Qui a craché sur mon arbre ? C’est une mystérieuse bête baveuse qui envahit nos jardins au printemps

Qui a craché sur mon arbre ? C'est une mystérieuse bête baveuse qui envahit nos jardins au printemps

Vous avez levé la tête et vous avez vu une mousse blanche accrochée aux branches. On dirait du crachat ou de la bave. Rassurez-vous, ce n’est pas un acte malicieux. C’est la trace d’une petite bête protégée : la cicadelle.

Qu’est-ce que cette mousse blanche sur vos plantes ?

La mousse que vous observez ressemble à de petites bulles blanches. Les jardiniers l’appellent souvent « crachat de coucou », « salive de sorcière » ou « bave de grenouille ». Elle est produite par la larve d’un insecte de la famille des cicadelles ou des cercopes.

Ces larves vivent accrochées aux tiges ou aux feuilles. Elles transforment la sève qu’elles aspirent en une mousse qui ressemble à du savon. Pour vous donner une image, on dirait du papier bulle naturel qui cache un tout petit animal.

Pourquoi ces larves fabriquent-elles de la mousse ?

La mousse protège la larve. Elle garde l’humidité et limite les variations de température. Elle sert aussi d’écran contre les prédateurs. Les guêpes parasitoïdes et les coccinelles ont plus de peine à atteindre la larve à travers cette couche mousseuse.

La larve mélange de la sève et de l’air pour former des bulles. Cela crée une véritable enveloppe protectrice. Le stade larvaire dure quelques semaines. Ensuite l’insecte s’envole et la mousse disparaît naturellement.

Quels insectes sont concernés ?

Plusieurs espèces produisent cette mousse. On trouve par exemple la Aphrophora alni qui aime les saules. Il y a aussi la Philaenus spumarius, souvent nommée cicadelle écumeuse. Le cercope des prés est une autre espèce visible dans les prairies.

Ce sont de petits insectes, souvent moins d’un centimètre. Les adultes sont bons sauteurs. Ils ne restent pas longtemps sur la plante. Leur rôle dans l’écosystème reste important car ils nourrissent les oiseaux et les lézards.

Est-ce dangereux pour vos arbres ou vos rosiers ?

En général, la présence de mousse n’affaiblit pas sérieusement les plantes. Les larves sucent la sève, mais leur séjour reste court. Il est rare qu’elles tuent un arbre ou un rosier dans un jardin d’ornement.

Cependant, dans certains cas et sur certaines cultures, ces insectes peuvent transmettre des maladies. Si vous gérez des cultures sensibles, mieux vaut surveiller et agir si l’infestation devient importante.

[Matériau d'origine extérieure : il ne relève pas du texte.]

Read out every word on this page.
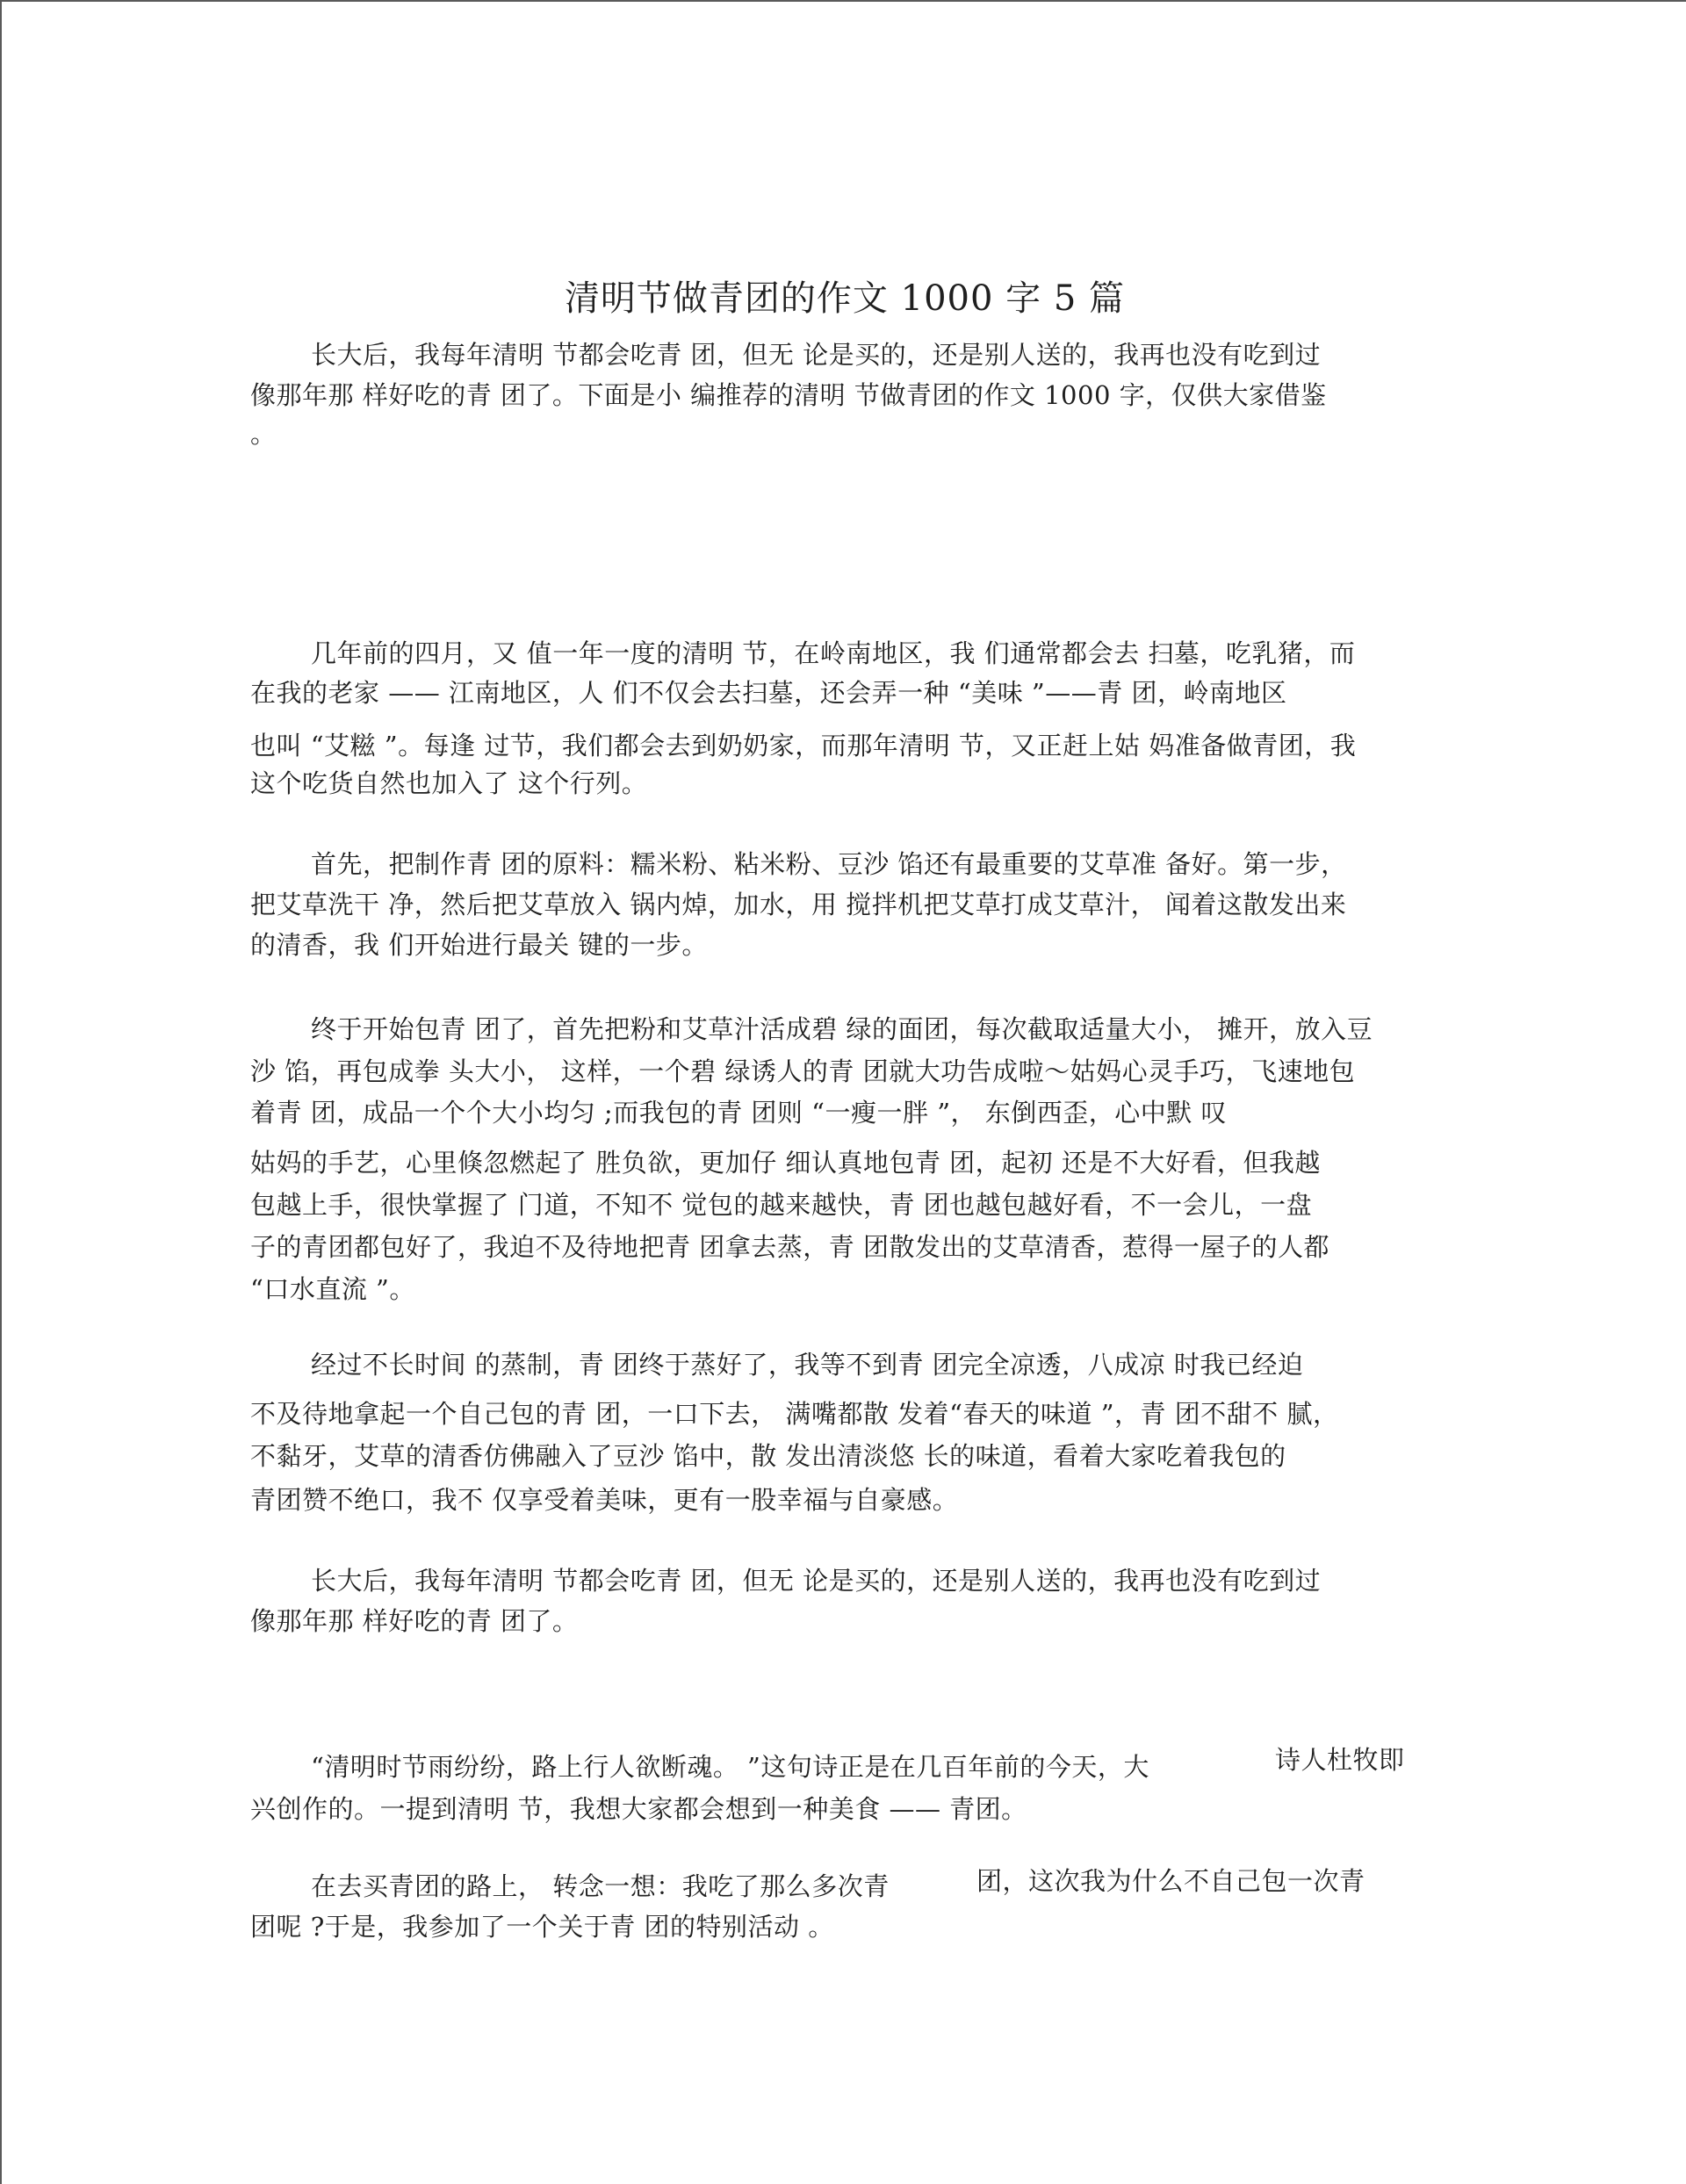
清明节做青团的作文 1000 字 5 篇
长大后，我每年清明 节都会吃青 团，但无 论是买的，还是别人送的，我再也没有吃到过
像那年那 样好吃的青 团了。下面是小 编推荐的清明 节做青团的作文 1000 字，仅供大家借鉴
。
几年前的四月，又 值一年一度的清明 节，在岭南地区，我 们通常都会去 扫墓，吃乳猪，而
在我的老家 —— 江南地区，人 们不仅会去扫墓，还会弄一种 “美味 ”——青 团，岭南地区
也叫 “艾糍 ”。每逢 过节，我们都会去到奶奶家，而那年清明 节，又正赶上姑 妈准备做青团，我
这个吃货自然也加入了 这个行列。
首先，把制作青 团的原料：糯米粉、粘米粉、豆沙 馅还有最重要的艾草准 备好。第一步，
把艾草洗干 净，然后把艾草放入 锅内焯，加水，用 搅拌机把艾草打成艾草汁， 闻着这散发出来
的清香，我 们开始进行最关 键的一步。
终于开始包青 团了，首先把粉和艾草汁活成碧 绿的面团，每次截取适量大小， 摊开，放入豆
沙 馅，再包成拳 头大小， 这样，一个碧 绿诱人的青 团就大功告成啦～姑妈心灵手巧，飞速地包
着青 团，成品一个个大小均匀 ;而我包的青 团则 “一瘦一胖 ”， 东倒西歪，心中默 叹
姑妈的手艺，心里倏忽燃起了 胜负欲，更加仔 细认真地包青 团，起初 还是不大好看，但我越
包越上手，很快掌握了 门道，不知不 觉包的越来越快，青 团也越包越好看，不一会儿，一盘
子的青团都包好了，我迫不及待地把青 团拿去蒸，青 团散发出的艾草清香，惹得一屋子的人都
“口水直流 ”。
经过不长时间 的蒸制，青 团终于蒸好了，我等不到青 团完全凉透，八成凉 时我已经迫
不及待地拿起一个自己包的青 团，一口下去， 满嘴都散 发着“春天的味道 ”，青 团不甜不 腻，
不黏牙，艾草的清香仿佛融入了豆沙 馅中，散 发出清淡悠 长的味道，看着大家吃着我包的
青团赞不绝口，我不 仅享受着美味，更有一股幸福与自豪感。
长大后，我每年清明 节都会吃青 团，但无 论是买的，还是别人送的，我再也没有吃到过
像那年那 样好吃的青 团了。
“清明时节雨纷纷，路上行人欲断魂。 ”这句诗正是在几百年前的今天，大	诗人杜牧即
兴创作的。一提到清明 节，我想大家都会想到一种美食 —— 青团。
在去买青团的路上， 转念一想：我吃了那么多次青	团，这次我为什么不自己包一次青
团呢 ?于是，我参加了一个关于青 团的特别活动 。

Que faire si vous en trouvez dans votre jardin ?

Dans la plupart des situations, la meilleure option est de laisser faire la nature. Les larves partent rapidement. Elles servent de nourriture à d’autres animaux. Si la mousse vous gêne, vous pouvez l’enlever manuellement.

Conseils pratiques :

  • Arrosez doucement la zone avec un jet d’eau pour disperser la mousse et exposer la larve.
  • Ramassez la mousse à la main avec des gants et écrasez-la si vous souhaitez l’éliminer.
  • Taillez les rameaux très infestés pour réduire les foyers.
  • Évitez les insecticides larges. Ils tueraient aussi les auxiliaires utiles comme les coccinelles.

Prévention et solutions douces

Favorisez la biodiversité. Attirez les oiseaux et les prédateurs naturels par des haies et des plantes diversifiées. Ils contrôlent naturellement ces populations.

Sur les cultures où le risque sanitaire est réel, surveillez régulièrement. Intervenez tôt si vous constatez une montée d’insectes. Préférez des méthodes ciblées et biologiques quand c’est possible.

Comment reconnaître la mousse et éviter les fausses alertes ?

La mousse de cicadelle est blanche et mousseuse. Elle se colle aux tiges comme un petit coussin. Elle ressemble à de la mousse de savon plus qu’à de la mousse végétale.

Ce n’est pas de la sève giclée ni une maladie fongique. Si vous trouvez des gouttes collantes sans bulles, il peut s’agir d’un autre problème. Observer de près vous aide à différencier les cas.

En résumé, si « quelqu’un » a craché sur votre arbre, il s’agit probablement d’une larve de cicadelle qui se protège. Dans la majorité des jardins, laissez la nature suivre son cours. Intervenez seulement si l’infestation devient massive ou si vos cultures sont sensibles.